The federal government has raised the income threshold that determines whether disabled children are “financially dependent” for the purpose of enabling tax-free rollovers from their parents’ RRSP and RRIF funds.

The federal budget raises the dependency threshold to $13,814 from $7,634.

That’s good news for advocates of the disabled, who have complained that changes introduced to the Income Tax Act in December were inadequate. Prior to that change, parents and grandparents had been able to transfer RRSP and RRIF funds to disabled children who were minors. The legislative change opened up the same strategy to parents of adult disabled children.

But the December change was called “a half fix” by advocates for the disabled, such as Richard Bridge, a Qualicum Beach, B.C., lawyer. Bridge does legal work for Planned Lifetime Advocacy Network, a national advocacy group for the disabled and their parents.

Federal tax rules enforced a dependency threshold of $7,624, effectively disallowing this estate-planning strategy for parents with disabled, adult children because the provincial disability benefits that the adult children received put them over the threshold, according to Bridge.

With today’s budget, that dependency threshold is increased, allowing more access to this strategy for parents of adult disabled children. Ottawa estimates that the measure will cost $10 million annually.

Ottawa is also unveiling a new $1,600 child disability benefit, effective July 2003, for families of low and modest income. The eligibility requirements are identical to those for the disability tax credit. The full benefit will be given to low-income families receiving both the child tax benefit and the national child benefit supplement. After that, the new CDB will be reduced based on family income.
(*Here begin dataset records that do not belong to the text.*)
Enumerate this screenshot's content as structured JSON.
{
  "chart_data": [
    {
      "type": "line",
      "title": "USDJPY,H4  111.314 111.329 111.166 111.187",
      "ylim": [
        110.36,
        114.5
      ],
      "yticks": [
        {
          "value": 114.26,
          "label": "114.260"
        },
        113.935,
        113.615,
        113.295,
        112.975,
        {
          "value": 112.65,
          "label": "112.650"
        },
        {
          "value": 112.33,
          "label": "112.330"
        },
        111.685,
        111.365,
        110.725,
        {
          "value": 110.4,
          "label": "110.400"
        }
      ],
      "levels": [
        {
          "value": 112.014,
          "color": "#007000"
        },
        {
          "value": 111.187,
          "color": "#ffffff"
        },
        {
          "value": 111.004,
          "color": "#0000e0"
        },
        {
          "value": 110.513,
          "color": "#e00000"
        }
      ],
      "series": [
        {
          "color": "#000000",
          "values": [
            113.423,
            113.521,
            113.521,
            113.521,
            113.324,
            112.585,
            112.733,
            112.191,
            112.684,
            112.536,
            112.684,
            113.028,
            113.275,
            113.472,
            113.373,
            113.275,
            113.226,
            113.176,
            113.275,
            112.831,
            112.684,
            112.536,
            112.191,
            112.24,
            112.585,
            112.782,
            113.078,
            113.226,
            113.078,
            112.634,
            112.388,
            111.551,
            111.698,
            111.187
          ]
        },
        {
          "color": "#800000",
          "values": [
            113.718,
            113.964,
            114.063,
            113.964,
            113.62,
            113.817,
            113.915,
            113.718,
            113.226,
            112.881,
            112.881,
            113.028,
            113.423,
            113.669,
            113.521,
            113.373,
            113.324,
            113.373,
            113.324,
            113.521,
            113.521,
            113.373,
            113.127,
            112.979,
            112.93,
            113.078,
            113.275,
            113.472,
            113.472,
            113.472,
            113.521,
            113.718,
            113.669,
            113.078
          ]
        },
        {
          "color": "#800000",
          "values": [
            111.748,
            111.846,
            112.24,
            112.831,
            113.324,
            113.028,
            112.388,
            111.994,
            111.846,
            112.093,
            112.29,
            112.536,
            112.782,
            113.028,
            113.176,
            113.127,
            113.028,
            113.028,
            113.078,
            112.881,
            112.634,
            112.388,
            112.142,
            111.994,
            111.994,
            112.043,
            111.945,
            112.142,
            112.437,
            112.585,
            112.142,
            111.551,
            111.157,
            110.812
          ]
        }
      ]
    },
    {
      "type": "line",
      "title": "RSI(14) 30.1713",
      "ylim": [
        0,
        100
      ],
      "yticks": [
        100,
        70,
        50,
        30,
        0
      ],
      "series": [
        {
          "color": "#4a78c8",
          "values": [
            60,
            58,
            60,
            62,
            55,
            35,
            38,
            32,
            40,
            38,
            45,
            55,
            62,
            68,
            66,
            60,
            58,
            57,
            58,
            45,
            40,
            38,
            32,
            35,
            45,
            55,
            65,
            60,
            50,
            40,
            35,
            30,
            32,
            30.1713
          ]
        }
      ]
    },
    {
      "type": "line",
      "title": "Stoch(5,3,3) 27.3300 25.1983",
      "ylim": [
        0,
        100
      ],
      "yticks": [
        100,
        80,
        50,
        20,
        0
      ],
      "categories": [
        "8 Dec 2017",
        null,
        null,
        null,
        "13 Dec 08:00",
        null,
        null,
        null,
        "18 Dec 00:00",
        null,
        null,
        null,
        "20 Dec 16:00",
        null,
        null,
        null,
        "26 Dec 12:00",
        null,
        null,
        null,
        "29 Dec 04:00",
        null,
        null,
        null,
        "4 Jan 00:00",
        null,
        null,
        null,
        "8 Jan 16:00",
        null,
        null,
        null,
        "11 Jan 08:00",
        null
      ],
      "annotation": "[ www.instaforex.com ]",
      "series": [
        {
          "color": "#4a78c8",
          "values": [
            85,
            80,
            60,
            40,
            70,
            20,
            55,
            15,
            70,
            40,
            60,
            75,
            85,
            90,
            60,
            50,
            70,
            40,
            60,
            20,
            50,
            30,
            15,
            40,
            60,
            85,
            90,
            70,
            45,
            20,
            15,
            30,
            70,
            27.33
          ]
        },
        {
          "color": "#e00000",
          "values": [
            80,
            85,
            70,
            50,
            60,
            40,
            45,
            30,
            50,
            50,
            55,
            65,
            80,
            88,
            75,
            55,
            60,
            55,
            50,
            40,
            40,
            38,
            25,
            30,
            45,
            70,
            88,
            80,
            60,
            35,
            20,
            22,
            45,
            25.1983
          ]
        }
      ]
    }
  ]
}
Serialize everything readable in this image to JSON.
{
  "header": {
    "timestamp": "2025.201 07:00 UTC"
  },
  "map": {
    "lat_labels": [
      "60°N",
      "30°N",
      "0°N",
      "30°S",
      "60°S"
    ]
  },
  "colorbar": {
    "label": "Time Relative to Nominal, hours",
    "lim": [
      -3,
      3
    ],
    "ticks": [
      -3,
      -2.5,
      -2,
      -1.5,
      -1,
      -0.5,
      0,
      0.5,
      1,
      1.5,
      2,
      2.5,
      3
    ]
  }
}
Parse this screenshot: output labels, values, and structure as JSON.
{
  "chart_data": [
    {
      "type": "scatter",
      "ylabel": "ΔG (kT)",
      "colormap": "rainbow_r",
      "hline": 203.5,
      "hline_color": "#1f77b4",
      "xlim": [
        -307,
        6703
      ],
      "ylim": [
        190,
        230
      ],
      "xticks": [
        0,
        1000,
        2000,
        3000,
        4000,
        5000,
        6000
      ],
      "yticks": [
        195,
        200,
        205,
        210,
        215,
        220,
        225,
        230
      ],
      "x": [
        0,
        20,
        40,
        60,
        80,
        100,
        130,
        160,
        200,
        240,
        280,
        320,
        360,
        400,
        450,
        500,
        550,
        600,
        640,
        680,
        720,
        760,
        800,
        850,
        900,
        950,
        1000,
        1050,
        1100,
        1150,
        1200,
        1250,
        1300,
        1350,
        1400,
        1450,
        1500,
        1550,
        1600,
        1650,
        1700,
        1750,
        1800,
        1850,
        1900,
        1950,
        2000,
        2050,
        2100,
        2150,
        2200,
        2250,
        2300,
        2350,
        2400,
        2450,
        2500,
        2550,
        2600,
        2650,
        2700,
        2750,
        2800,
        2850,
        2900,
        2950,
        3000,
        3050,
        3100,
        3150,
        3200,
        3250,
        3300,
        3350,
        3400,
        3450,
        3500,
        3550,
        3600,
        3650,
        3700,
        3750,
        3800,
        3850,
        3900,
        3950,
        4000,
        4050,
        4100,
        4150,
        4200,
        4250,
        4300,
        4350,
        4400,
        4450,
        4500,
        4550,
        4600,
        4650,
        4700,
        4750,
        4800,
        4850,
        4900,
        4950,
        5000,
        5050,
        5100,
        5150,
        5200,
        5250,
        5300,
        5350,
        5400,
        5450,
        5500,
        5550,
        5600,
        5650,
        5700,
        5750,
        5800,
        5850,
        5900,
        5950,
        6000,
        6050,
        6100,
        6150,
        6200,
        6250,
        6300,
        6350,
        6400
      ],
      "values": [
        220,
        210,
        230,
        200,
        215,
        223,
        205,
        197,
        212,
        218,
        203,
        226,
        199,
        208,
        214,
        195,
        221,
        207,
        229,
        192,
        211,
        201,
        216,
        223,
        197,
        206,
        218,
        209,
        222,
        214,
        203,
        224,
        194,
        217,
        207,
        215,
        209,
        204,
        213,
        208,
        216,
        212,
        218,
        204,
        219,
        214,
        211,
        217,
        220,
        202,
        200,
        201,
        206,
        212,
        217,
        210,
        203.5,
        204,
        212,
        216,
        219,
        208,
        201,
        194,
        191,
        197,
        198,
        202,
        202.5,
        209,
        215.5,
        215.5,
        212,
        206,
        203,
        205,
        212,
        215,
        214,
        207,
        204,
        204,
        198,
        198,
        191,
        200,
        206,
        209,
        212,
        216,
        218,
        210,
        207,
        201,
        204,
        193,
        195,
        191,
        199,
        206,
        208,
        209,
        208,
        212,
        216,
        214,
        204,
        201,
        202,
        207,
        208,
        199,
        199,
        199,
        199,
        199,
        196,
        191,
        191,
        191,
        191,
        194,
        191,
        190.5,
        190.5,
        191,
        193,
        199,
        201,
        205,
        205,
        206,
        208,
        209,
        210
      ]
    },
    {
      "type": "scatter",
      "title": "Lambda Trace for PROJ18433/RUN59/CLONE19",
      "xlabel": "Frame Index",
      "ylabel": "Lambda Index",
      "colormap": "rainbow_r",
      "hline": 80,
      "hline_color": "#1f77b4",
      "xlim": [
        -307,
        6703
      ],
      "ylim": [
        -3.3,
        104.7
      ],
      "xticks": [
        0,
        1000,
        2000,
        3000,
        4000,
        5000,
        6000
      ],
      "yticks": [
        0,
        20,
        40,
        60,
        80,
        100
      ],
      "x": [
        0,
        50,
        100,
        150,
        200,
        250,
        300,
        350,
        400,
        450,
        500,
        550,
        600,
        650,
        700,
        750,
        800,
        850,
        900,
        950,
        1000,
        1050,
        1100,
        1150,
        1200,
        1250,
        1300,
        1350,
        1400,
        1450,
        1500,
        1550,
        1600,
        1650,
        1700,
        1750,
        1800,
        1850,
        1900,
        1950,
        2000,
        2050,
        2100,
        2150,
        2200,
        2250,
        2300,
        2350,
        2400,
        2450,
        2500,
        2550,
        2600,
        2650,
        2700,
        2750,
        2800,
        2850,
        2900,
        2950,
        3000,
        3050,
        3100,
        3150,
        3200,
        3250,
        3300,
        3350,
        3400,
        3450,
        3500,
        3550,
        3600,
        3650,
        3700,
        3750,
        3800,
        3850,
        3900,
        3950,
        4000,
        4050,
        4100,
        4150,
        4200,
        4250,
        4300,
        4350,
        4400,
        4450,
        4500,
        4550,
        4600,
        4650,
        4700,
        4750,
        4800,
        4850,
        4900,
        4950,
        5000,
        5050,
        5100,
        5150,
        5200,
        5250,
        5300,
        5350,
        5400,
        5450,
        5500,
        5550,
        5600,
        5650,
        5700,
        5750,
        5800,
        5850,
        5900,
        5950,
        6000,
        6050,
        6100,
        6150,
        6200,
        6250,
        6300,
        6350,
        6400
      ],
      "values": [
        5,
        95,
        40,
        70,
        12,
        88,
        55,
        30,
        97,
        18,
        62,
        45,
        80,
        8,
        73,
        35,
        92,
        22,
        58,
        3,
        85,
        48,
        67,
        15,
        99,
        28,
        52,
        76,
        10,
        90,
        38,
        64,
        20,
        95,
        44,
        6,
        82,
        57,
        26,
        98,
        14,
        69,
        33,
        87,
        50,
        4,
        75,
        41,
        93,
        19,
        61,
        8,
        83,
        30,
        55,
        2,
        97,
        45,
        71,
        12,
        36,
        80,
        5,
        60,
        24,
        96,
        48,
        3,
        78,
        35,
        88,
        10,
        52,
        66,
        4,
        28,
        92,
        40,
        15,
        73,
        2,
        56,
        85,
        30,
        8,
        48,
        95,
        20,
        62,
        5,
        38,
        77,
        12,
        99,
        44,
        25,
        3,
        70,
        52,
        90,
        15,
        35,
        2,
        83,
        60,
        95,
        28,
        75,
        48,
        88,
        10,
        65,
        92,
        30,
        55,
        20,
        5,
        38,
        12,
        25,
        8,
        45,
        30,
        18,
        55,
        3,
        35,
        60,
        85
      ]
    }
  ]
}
Ottawa is also funding continued study and improvement of the disability tax credit programs — an exercise that will cost $25 million in 2003-2004, and $80 million in 2004-2005.

With this budget, the federal government has established a technical advisory committee on tax measures for disabled people. It will advise the federal ministers responsible for finance and the CCRA. Over a period of 18 months, the committee will look at three key issues: DTC eligibility, particularly for people who suffer episodic and mental conditions; the list of daily activities used to determine eligibility; and identification of professionals used to determine eligibility.

In August 2002, the federal government issued a response to a report by the House of Commons committee on the status of persons with disabilities regarding DTC eligibility, which resulted in an uproar. The committee’s chairwoman, Toronto Liberal MP Carolyn Bennett, alleged that the government had ignored eligibility recommendations made by the committee.